Часа в два прямо из школы примчалась Ольга. Она расспросила меня о Нюрочке, отругала за то, что я пропустил школу, натрещала целую кучу классных новостей – можно подумать, что я целую вечность не был в школе, – и под конец сообщила, что она сказала Елене Зиновьевне, что я не был в школе по уважительной причине, так как мне надо было ухаживать за больной сестренкой, так как мамы у меня нет и так как папа занят на работе и еще какие-то «так как»… В общем, она хороший товарищ – Ольга, но завтра мне придется врать еще и классной воспитательнице… В результате я наорал на нее и выпроводил за дверь, а потом мучился угрызениями совести, – ведь она мне добра желала…
Потом я немного успокоился. В конце концов ничего такого уж страшного не произошло: Нюрочка, кажется, поправляется, Ливанские и без меня довольно часто воспитывали друг друга, разберутся и на этот раз, а что касается Лешки и Пантюхи, то могу я в самом деле пойти на футбол, тем более что Лешка мне нравится и мне даже жалко его было – вот ведь как страдает человек из-за любви, а Юрка, как феодал какой-то, – заупрямился, и все. А имеет ли он право мешать в таких делах, даже не то что мешать, а, по-моему, и лезть-то в них ему не положено. Ну и что, если он сын? Мать у него еще совсем молодая и красивая, не оставаться же ей монашкой из-за Юркиных капризов. Ведь Лешка, наверное, ее любит, раз так добивается, и может, у них будет самое настоящее счастье, и мне очень захотелось, чтобы у них действительно было это самое настоящее счастье… Ну, а насчет старшины – Ольгиного отца – я подумал, что, может быть, он и не спросит меня, где мы были с Пантюхой в то воскресенье, и уж, во всяком случае, я просто постараюсь ему некоторое время не попадаться на глаза. Так я себя успокаивал, но почему-то не очень-то успокаивался.
Спать я лег до прихода бати – не хотелось ему на глаза попадаться – боялся, что он догадается о том, что у меня не все ладно… Лечь-то я лег, но заснуть не мог долго: все время перед глазами стояла Лелька в солнечном свете и вспоминалось, как мы с ней целовались… И вспоминать мне об этом было приятно, хотя что-то все время мучило, как будто я сделал нехорошее, стыдное, что ли… Ну, я, конечно, знаю, что сказали бы взрослые, даже самые умные, если бы узнали про это. «Безобразие, – сказали бы они, – надо об учебе думать, а не о поцелуях». И Лельке досталось бы ужасно – гораздо больше, чем мне. Если бы я был старше ее, тогда, конечно, больше попало бы мне, ну, а раз она старше меня, то все шишки посыпались бы на нее. «Вот ведь какая испорченная девчонка!» – говорили бы все, а я бы выглядел этакой жертвой.

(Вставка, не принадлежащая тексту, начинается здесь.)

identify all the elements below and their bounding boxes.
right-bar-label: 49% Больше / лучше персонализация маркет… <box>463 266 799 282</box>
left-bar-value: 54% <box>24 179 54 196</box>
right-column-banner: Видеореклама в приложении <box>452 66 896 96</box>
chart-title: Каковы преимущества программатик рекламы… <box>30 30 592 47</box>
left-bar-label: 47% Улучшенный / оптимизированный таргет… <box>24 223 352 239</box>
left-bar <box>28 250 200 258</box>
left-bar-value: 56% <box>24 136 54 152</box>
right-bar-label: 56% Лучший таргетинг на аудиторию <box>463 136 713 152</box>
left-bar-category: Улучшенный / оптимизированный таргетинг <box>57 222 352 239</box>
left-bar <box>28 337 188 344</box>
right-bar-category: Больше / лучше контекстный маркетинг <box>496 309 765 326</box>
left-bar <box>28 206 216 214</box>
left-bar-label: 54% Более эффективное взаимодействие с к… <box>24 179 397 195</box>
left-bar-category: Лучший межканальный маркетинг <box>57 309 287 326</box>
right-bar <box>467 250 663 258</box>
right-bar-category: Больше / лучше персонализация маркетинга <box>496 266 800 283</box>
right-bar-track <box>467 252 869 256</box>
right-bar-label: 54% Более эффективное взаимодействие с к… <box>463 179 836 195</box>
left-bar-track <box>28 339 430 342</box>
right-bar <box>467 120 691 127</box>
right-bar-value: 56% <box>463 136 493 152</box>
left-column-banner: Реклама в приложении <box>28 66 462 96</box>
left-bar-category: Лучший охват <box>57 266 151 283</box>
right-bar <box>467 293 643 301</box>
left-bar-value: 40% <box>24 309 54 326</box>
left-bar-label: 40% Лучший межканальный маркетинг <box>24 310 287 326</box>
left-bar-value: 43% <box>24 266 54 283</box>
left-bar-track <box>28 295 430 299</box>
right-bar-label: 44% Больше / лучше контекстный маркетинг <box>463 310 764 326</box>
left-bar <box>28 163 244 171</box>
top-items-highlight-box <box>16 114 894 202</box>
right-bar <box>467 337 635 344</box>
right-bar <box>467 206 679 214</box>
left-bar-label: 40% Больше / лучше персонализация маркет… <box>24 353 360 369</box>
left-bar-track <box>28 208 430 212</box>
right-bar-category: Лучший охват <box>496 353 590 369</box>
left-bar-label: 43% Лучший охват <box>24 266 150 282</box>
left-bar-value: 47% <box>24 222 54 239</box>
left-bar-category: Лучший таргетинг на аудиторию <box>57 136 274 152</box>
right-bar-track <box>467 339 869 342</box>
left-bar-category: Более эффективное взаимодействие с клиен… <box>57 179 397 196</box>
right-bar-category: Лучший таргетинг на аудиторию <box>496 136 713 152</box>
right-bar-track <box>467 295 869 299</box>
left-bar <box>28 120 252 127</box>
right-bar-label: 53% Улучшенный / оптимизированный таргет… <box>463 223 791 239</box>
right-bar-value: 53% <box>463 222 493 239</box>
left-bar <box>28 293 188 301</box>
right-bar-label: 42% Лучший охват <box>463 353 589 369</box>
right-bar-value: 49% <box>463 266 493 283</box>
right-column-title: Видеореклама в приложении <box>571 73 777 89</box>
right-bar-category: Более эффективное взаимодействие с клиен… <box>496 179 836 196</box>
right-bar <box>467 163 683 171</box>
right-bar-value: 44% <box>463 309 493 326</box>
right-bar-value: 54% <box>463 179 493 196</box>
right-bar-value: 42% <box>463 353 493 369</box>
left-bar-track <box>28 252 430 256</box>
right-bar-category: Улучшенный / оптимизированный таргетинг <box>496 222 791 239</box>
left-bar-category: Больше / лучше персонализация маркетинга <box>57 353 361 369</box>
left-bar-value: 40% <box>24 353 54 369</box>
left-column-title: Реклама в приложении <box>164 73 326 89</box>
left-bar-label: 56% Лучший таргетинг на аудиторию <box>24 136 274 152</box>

А между прочим, это ерунда на постном масле. Если бы я не хотел, я бы и не стал с ней целоваться – отбрыкался бы как-нибудь или ушел. А я ведь не ушел и целовался с удовольствием. Значит, я тоже испорченный, так, что ли? Ничего ровным счетом это не значит. Если думать, что все мальчишки и девчонки, которые начинают целоваться, испорченные, то тогда надо создать такие детские монастыри и держать там отдельно мальчишек и девчонок до шестнадцати лет и показывать им только мультипликационные фильмы про репку. А на другой день после того, как им стукнет шестнадцать, они уже смогут смотреть любые фильмы и читать любые книги. Вот как!
Я уверен, что многие взрослые обрадовались бы, если бы такие монастыри были, – им забот по крайней мере меньше, а то думай тут, можно ли, например, давать детям читать «Тома Сойера» – ведь там ребятишки Том и Бекки тоже целуются, а им всего по десять… А как быть с Ромео и Джульеттой – ему тоже, кажется, еще шестнадцати не было, а ей и того меньше? Времена были другие? Правда, другие, только наши-то времена умнее, чем те, так надо, чтобы и взрослые умнее были и не поднимали бы панику чуть что, и не шептались по углам с ужасным видом.
Я, конечно, понимаю, что нам совершенно необязательно знать все-все-все и совершенно необязательно, чтобы все мальчишки и девчонки начали с десяти лет напропалую целоваться кто с кем захочет, а все-таки, если бы нам чаще объясняли по-умному, может быть, мы меньше бы глупостей делали.
Вот у Валечки. У него мамаша такая уж воспитанная, что дальше ехать некуда, – я к нему и ходить перестал потому, что там не дом, а институт благородных девиц: не так сел, не так встал, не той рукой вилку взял. А вот когда я как-то позвал Валечку со мной в Эрмитаж – все-таки парень культурный: музыкой занимается, читает много, – так мамаша его поморщилась и сказала: «Рановато».